The Pentagon's method for measuring the ratio of Tricare health providers to beneficiaries is flawed and could result in a shortage of providers in heavily populated areas, according to a new report from the General Accounting Office.
Contractors managing Tricare, the Defense Department's health insurance plan, try to make sure there are enough providers for all the beneficiaries in each region, according to Tricare spokeswoman Jenny Stathis. But according to the GAO report (03-592T), the Defense Department does not always receive complete information on service standards from Tricare contractors managing the regional networks.
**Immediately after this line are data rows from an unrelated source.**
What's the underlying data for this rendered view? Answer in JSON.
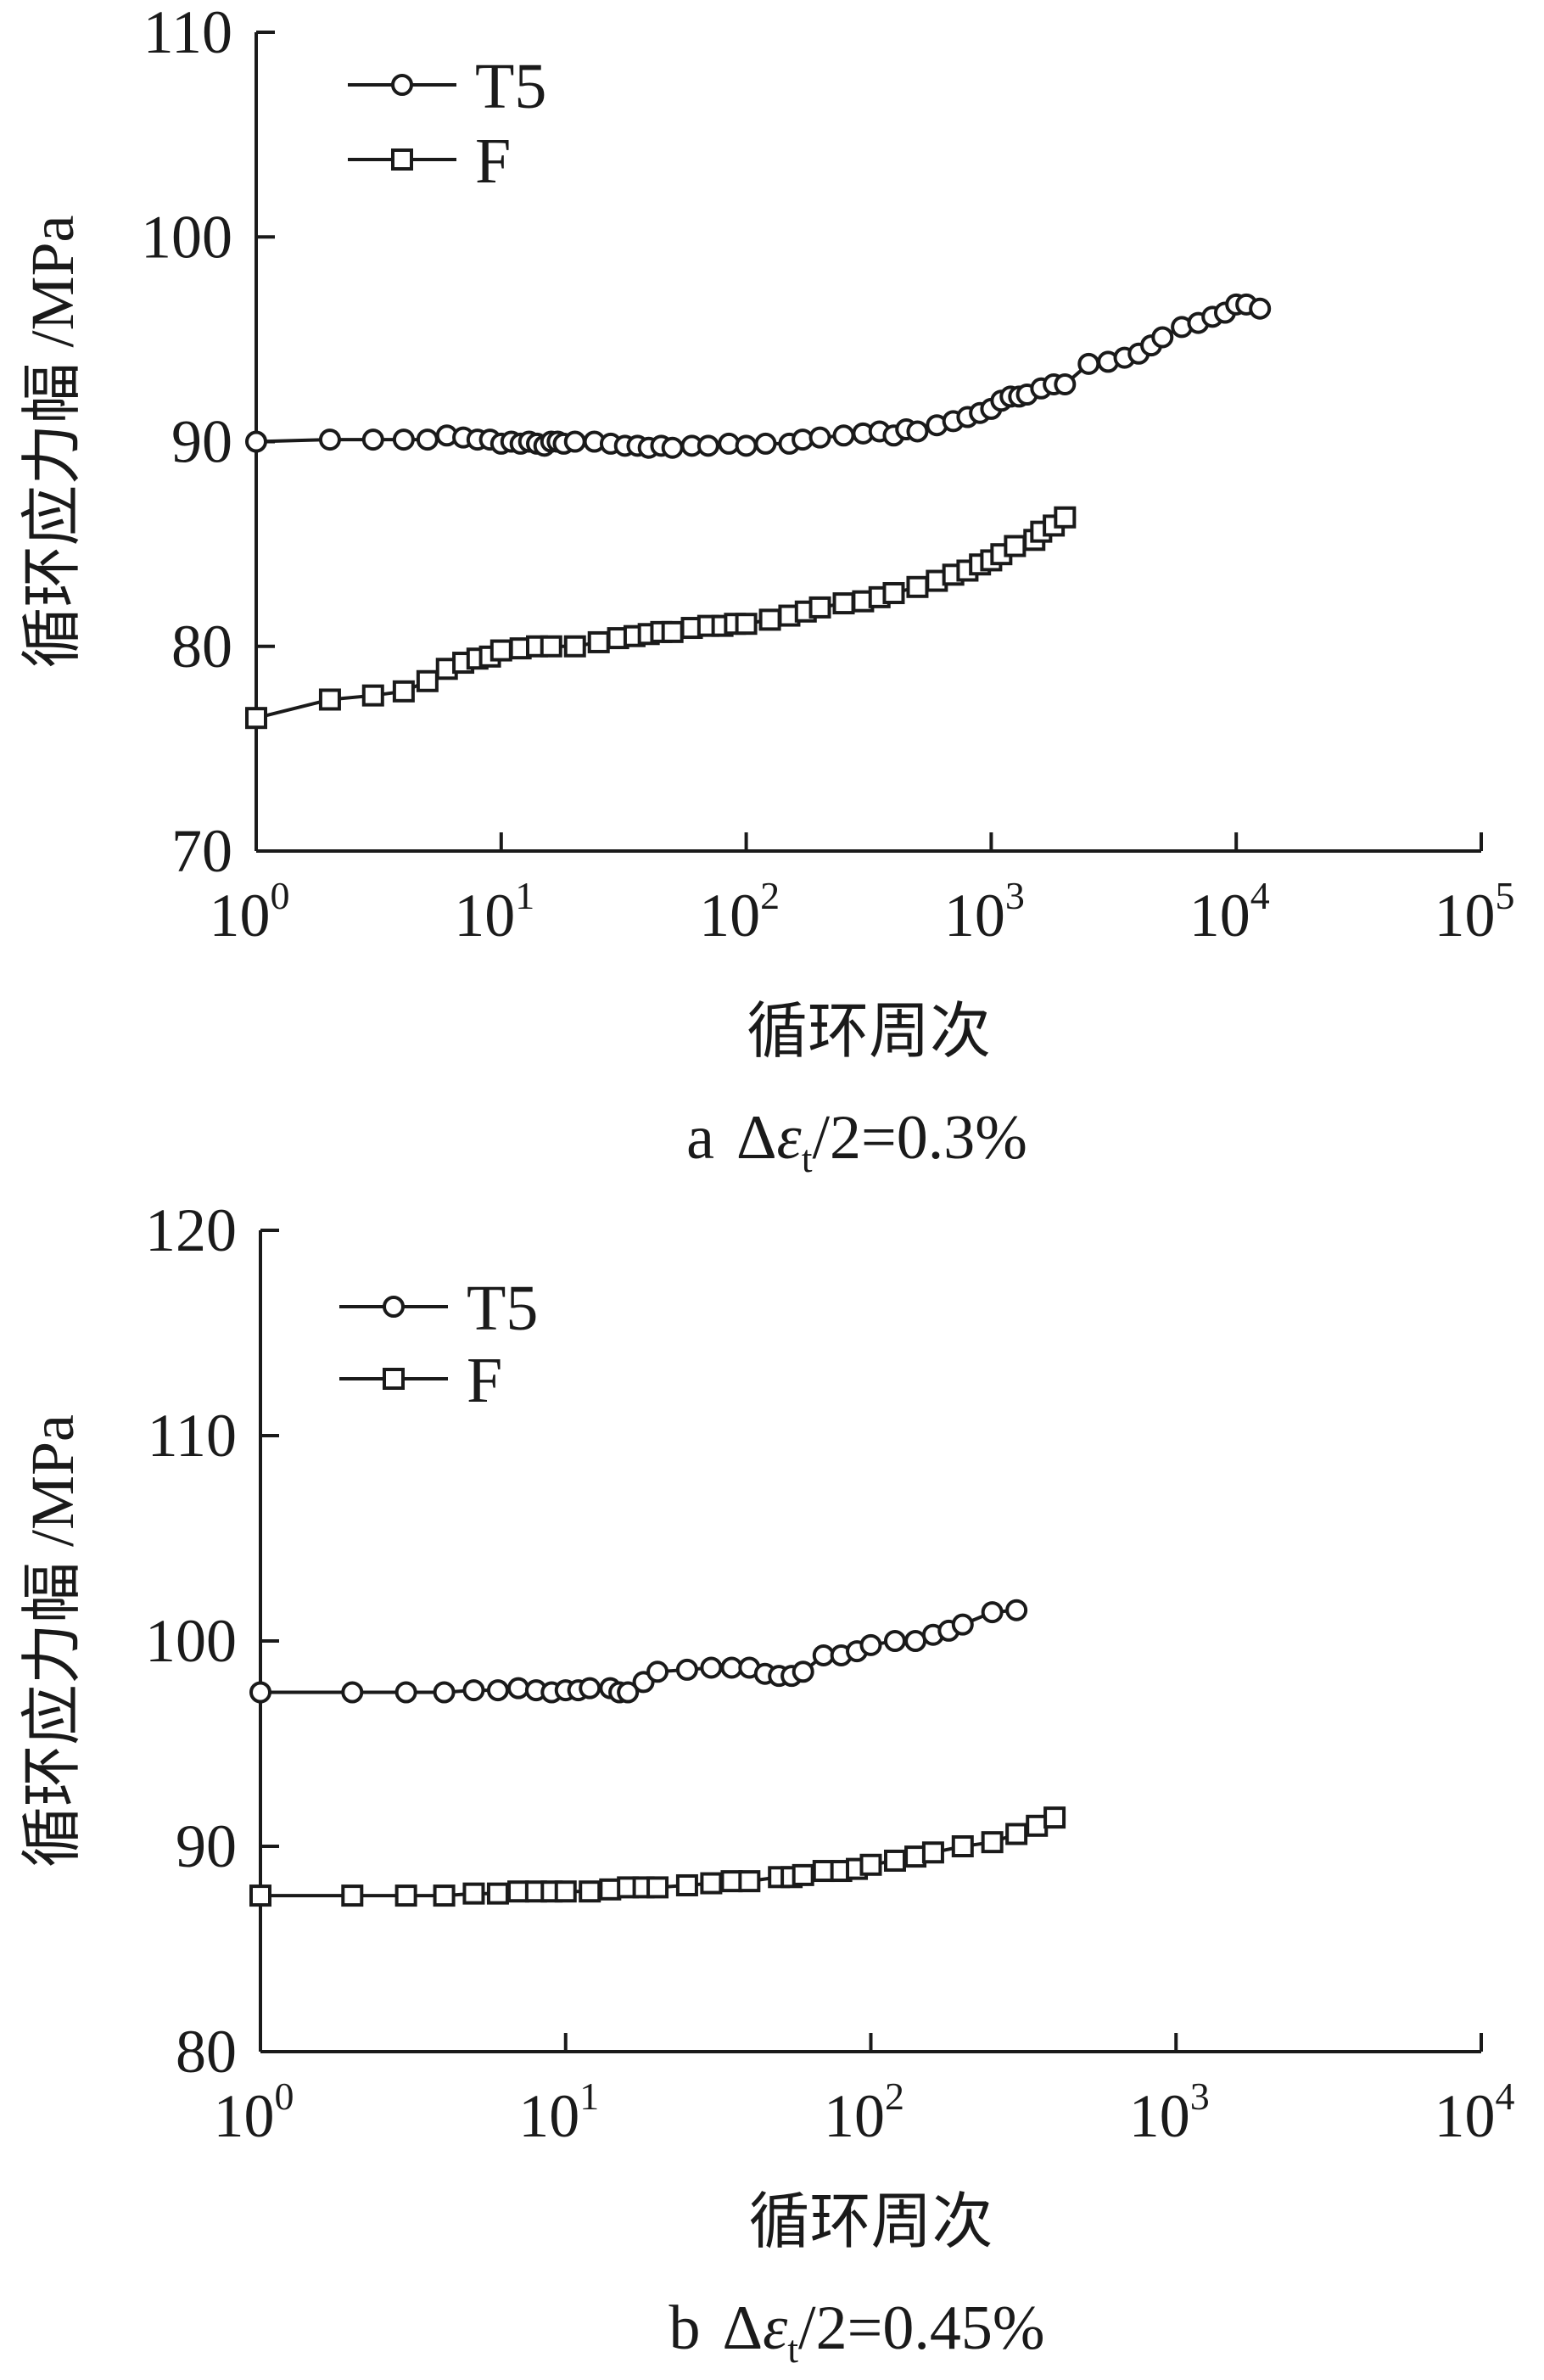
{
  "chart_data": [
    {
      "type": "scatter",
      "caption": {
        "prefix": "a",
        "delta": "Δ",
        "eps": "ε",
        "sub": "t",
        "suffix": "/2=0.3%"
      },
      "xlabel": "循环周次",
      "ylabel": "循环应力幅 /MPa",
      "xscale": "log",
      "xlim": [
        1,
        100000
      ],
      "ylim": [
        70,
        110
      ],
      "xticks": [
        {
          "base": "10",
          "exp": "0"
        },
        {
          "base": "10",
          "exp": "1"
        },
        {
          "base": "10",
          "exp": "2"
        },
        {
          "base": "10",
          "exp": "3"
        },
        {
          "base": "10",
          "exp": "4"
        },
        {
          "base": "10",
          "exp": "5"
        }
      ],
      "yticks": [
        "70",
        "80",
        "90",
        "100",
        "110"
      ],
      "legend_position": "top-left",
      "series": [
        {
          "name": "T5",
          "marker": "circle",
          "points": [
            [
              1,
              90.0
            ],
            [
              2,
              90.1
            ],
            [
              3,
              90.1
            ],
            [
              4,
              90.1
            ],
            [
              5,
              90.1
            ],
            [
              6,
              90.3
            ],
            [
              7,
              90.2
            ],
            [
              8,
              90.1
            ],
            [
              9,
              90.1
            ],
            [
              10,
              89.9
            ],
            [
              11,
              90.0
            ],
            [
              12,
              89.9
            ],
            [
              13,
              90.0
            ],
            [
              14,
              89.9
            ],
            [
              15,
              89.8
            ],
            [
              16,
              90.0
            ],
            [
              17,
              90.0
            ],
            [
              18,
              89.9
            ],
            [
              20,
              90.0
            ],
            [
              24,
              90.0
            ],
            [
              28,
              89.9
            ],
            [
              32,
              89.8
            ],
            [
              36,
              89.8
            ],
            [
              40,
              89.7
            ],
            [
              45,
              89.8
            ],
            [
              50,
              89.7
            ],
            [
              60,
              89.8
            ],
            [
              70,
              89.8
            ],
            [
              85,
              89.9
            ],
            [
              100,
              89.8
            ],
            [
              120,
              89.9
            ],
            [
              150,
              89.9
            ],
            [
              170,
              90.1
            ],
            [
              200,
              90.2
            ],
            [
              250,
              90.3
            ],
            [
              300,
              90.4
            ],
            [
              350,
              90.5
            ],
            [
              400,
              90.3
            ],
            [
              450,
              90.6
            ],
            [
              500,
              90.5
            ],
            [
              600,
              90.8
            ],
            [
              700,
              91.0
            ],
            [
              800,
              91.2
            ],
            [
              900,
              91.4
            ],
            [
              1000,
              91.6
            ],
            [
              1100,
              92.0
            ],
            [
              1200,
              92.2
            ],
            [
              1300,
              92.2
            ],
            [
              1400,
              92.3
            ],
            [
              1600,
              92.6
            ],
            [
              1800,
              92.8
            ],
            [
              2000,
              92.8
            ],
            [
              2500,
              93.8
            ],
            [
              3000,
              93.9
            ],
            [
              3500,
              94.1
            ],
            [
              4000,
              94.3
            ],
            [
              4500,
              94.7
            ],
            [
              5000,
              95.1
            ],
            [
              6000,
              95.6
            ],
            [
              7000,
              95.8
            ],
            [
              8000,
              96.1
            ],
            [
              9000,
              96.3
            ],
            [
              10000,
              96.7
            ],
            [
              11000,
              96.7
            ],
            [
              12500,
              96.5
            ]
          ]
        },
        {
          "name": "F",
          "marker": "square",
          "points": [
            [
              1,
              76.5
            ],
            [
              2,
              77.4
            ],
            [
              3,
              77.6
            ],
            [
              4,
              77.8
            ],
            [
              5,
              78.3
            ],
            [
              6,
              78.9
            ],
            [
              7,
              79.2
            ],
            [
              8,
              79.4
            ],
            [
              9,
              79.5
            ],
            [
              10,
              79.8
            ],
            [
              12,
              79.9
            ],
            [
              14,
              80.0
            ],
            [
              16,
              80.0
            ],
            [
              20,
              80.0
            ],
            [
              25,
              80.2
            ],
            [
              30,
              80.4
            ],
            [
              35,
              80.5
            ],
            [
              40,
              80.6
            ],
            [
              45,
              80.7
            ],
            [
              50,
              80.7
            ],
            [
              60,
              80.9
            ],
            [
              70,
              81.0
            ],
            [
              80,
              81.0
            ],
            [
              90,
              81.1
            ],
            [
              100,
              81.1
            ],
            [
              125,
              81.3
            ],
            [
              150,
              81.5
            ],
            [
              175,
              81.7
            ],
            [
              200,
              81.9
            ],
            [
              250,
              82.1
            ],
            [
              300,
              82.2
            ],
            [
              350,
              82.4
            ],
            [
              400,
              82.6
            ],
            [
              500,
              82.9
            ],
            [
              600,
              83.2
            ],
            [
              700,
              83.5
            ],
            [
              800,
              83.7
            ],
            [
              900,
              84.0
            ],
            [
              1000,
              84.2
            ],
            [
              1100,
              84.5
            ],
            [
              1250,
              84.9
            ],
            [
              1500,
              85.2
            ],
            [
              1600,
              85.6
            ],
            [
              1800,
              85.9
            ],
            [
              2000,
              86.3
            ]
          ]
        }
      ]
    },
    {
      "type": "scatter",
      "caption": {
        "prefix": "b",
        "delta": "Δ",
        "eps": "ε",
        "sub": "t",
        "suffix": "/2=0.45%"
      },
      "xlabel": "循环周次",
      "ylabel": "循环应力幅 /MPa",
      "xscale": "log",
      "xlim": [
        1,
        10000
      ],
      "ylim": [
        80,
        120
      ],
      "xticks": [
        {
          "base": "10",
          "exp": "0"
        },
        {
          "base": "10",
          "exp": "1"
        },
        {
          "base": "10",
          "exp": "2"
        },
        {
          "base": "10",
          "exp": "3"
        },
        {
          "base": "10",
          "exp": "4"
        }
      ],
      "yticks": [
        "80",
        "90",
        "100",
        "110",
        "120"
      ],
      "legend_position": "top-left",
      "series": [
        {
          "name": "T5",
          "marker": "circle",
          "points": [
            [
              1,
              97.5
            ],
            [
              2,
              97.5
            ],
            [
              3,
              97.5
            ],
            [
              4,
              97.5
            ],
            [
              5,
              97.6
            ],
            [
              6,
              97.6
            ],
            [
              7,
              97.7
            ],
            [
              8,
              97.6
            ],
            [
              9,
              97.5
            ],
            [
              10,
              97.6
            ],
            [
              11,
              97.6
            ],
            [
              12,
              97.7
            ],
            [
              14,
              97.7
            ],
            [
              15,
              97.5
            ],
            [
              16,
              97.5
            ],
            [
              18,
              98.0
            ],
            [
              20,
              98.5
            ],
            [
              25,
              98.6
            ],
            [
              30,
              98.7
            ],
            [
              35,
              98.7
            ],
            [
              40,
              98.7
            ],
            [
              45,
              98.4
            ],
            [
              50,
              98.3
            ],
            [
              55,
              98.3
            ],
            [
              60,
              98.5
            ],
            [
              70,
              99.3
            ],
            [
              80,
              99.3
            ],
            [
              90,
              99.5
            ],
            [
              100,
              99.8
            ],
            [
              120,
              100.0
            ],
            [
              140,
              100.0
            ],
            [
              160,
              100.3
            ],
            [
              180,
              100.5
            ],
            [
              200,
              100.8
            ],
            [
              250,
              101.4
            ],
            [
              300,
              101.5
            ]
          ]
        },
        {
          "name": "F",
          "marker": "square",
          "points": [
            [
              1,
              87.6
            ],
            [
              2,
              87.6
            ],
            [
              3,
              87.6
            ],
            [
              4,
              87.6
            ],
            [
              5,
              87.7
            ],
            [
              6,
              87.7
            ],
            [
              7,
              87.8
            ],
            [
              8,
              87.8
            ],
            [
              9,
              87.8
            ],
            [
              10,
              87.8
            ],
            [
              12,
              87.8
            ],
            [
              14,
              87.9
            ],
            [
              16,
              88.0
            ],
            [
              18,
              88.0
            ],
            [
              20,
              88.0
            ],
            [
              25,
              88.1
            ],
            [
              30,
              88.2
            ],
            [
              35,
              88.3
            ],
            [
              40,
              88.3
            ],
            [
              50,
              88.5
            ],
            [
              55,
              88.5
            ],
            [
              60,
              88.6
            ],
            [
              70,
              88.8
            ],
            [
              80,
              88.8
            ],
            [
              90,
              88.9
            ],
            [
              100,
              89.1
            ],
            [
              120,
              89.3
            ],
            [
              140,
              89.5
            ],
            [
              160,
              89.7
            ],
            [
              200,
              90.0
            ],
            [
              250,
              90.2
            ],
            [
              300,
              90.6
            ],
            [
              350,
              91.0
            ],
            [
              400,
              91.4
            ]
          ]
        }
      ]
    }
  ]
}
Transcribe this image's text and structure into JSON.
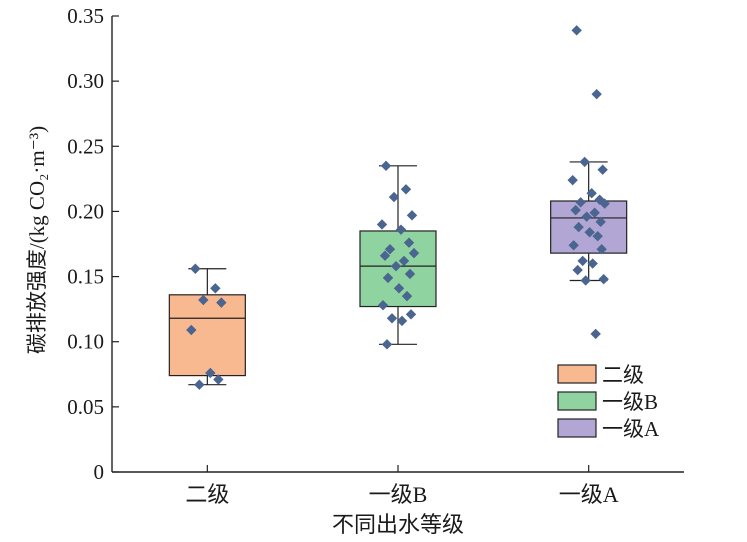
{
  "chart_data": {
    "type": "box",
    "title": "",
    "xlabel": "不同出水等级",
    "ylabel": "碳排放强度/(kg CO₂·m⁻³)",
    "ylim": [
      0,
      0.35
    ],
    "yticks": [
      0,
      0.05,
      0.1,
      0.15,
      0.2,
      0.25,
      0.3,
      0.35
    ],
    "ytick_labels": [
      "0",
      "0.05",
      "0.10",
      "0.15",
      "0.20",
      "0.25",
      "0.30",
      "0.35"
    ],
    "categories": [
      "二级",
      "一级B",
      "一级A"
    ],
    "grid": false,
    "legend_position": "bottom-right",
    "series": [
      {
        "name": "二级",
        "color": "#f9b990",
        "box": {
          "whisker_low": 0.067,
          "q1": 0.074,
          "median": 0.118,
          "q3": 0.136,
          "whisker_high": 0.156
        },
        "points": [
          0.156,
          0.141,
          0.132,
          0.13,
          0.109,
          0.076,
          0.071,
          0.067
        ]
      },
      {
        "name": "一级B",
        "color": "#8fd3a0",
        "box": {
          "whisker_low": 0.098,
          "q1": 0.127,
          "median": 0.158,
          "q3": 0.185,
          "whisker_high": 0.235
        },
        "points": [
          0.235,
          0.217,
          0.211,
          0.197,
          0.19,
          0.186,
          0.176,
          0.171,
          0.168,
          0.166,
          0.162,
          0.158,
          0.152,
          0.149,
          0.141,
          0.135,
          0.128,
          0.121,
          0.118,
          0.116,
          0.098
        ]
      },
      {
        "name": "一级A",
        "color": "#b2a6d4",
        "box": {
          "whisker_low": 0.147,
          "q1": 0.168,
          "median": 0.195,
          "q3": 0.208,
          "whisker_high": 0.238
        },
        "points": [
          0.339,
          0.29,
          0.238,
          0.232,
          0.224,
          0.214,
          0.209,
          0.207,
          0.206,
          0.201,
          0.199,
          0.196,
          0.192,
          0.188,
          0.184,
          0.181,
          0.174,
          0.171,
          0.162,
          0.16,
          0.155,
          0.148,
          0.147,
          0.106
        ]
      }
    ],
    "marker_color": "#4a6590"
  }
}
For instance, GAO found quarterly reports from contractors in five of 11 Tricare regions that included less than half of the required data that Defense needs to assess whether the health insurance plan is meeting service standards. Under the service standards, beneficiaries should be able to see a doctor for urgent care within a day of requesting an appointment and should not have to spend more than 30 minutes in the doctor's office waiting room for scheduled nonemergency visits. They also should not have to travel more than 30 minutes to reach a doctor's office for routine care.
The report also recommended that the Defense Department set up a centralized system to handle beneficiary complaints. Currently, complaints arrive through a variety of venues and are "often handled informally or on a case-by-case basis," the report said. Because there is no central evaluation process, Defense has difficulty identifying broader access problems, according to GAO.
Stathis said that beneficiaries can relay their concerns to Tricare management through e-mail, letter, fax or phone. The complaints are then filed in a customer service tracking database and are analyzed, she said. Also, Tricare management conducts a beneficiary satisfaction survey and monitors the results closely, Stathis said.
Defense Department managers need to fix these administrative problems associated with Tricare before awarding new contracts for health care providers in June, the GAO report said.
Draft versions of the new contracts would streamline the process for credentialing providers and simplify patient referral procedures, but requirements to file all claims electronically could discourage some providers from participating, the report cautioned. Some providers are unable to file claims electronically: in fiscal 2002, providers filed roughly one quarter of claims electronically, according to the report.
The Defense Department defended the e-filing requirement, saying it would cut claims processing costs.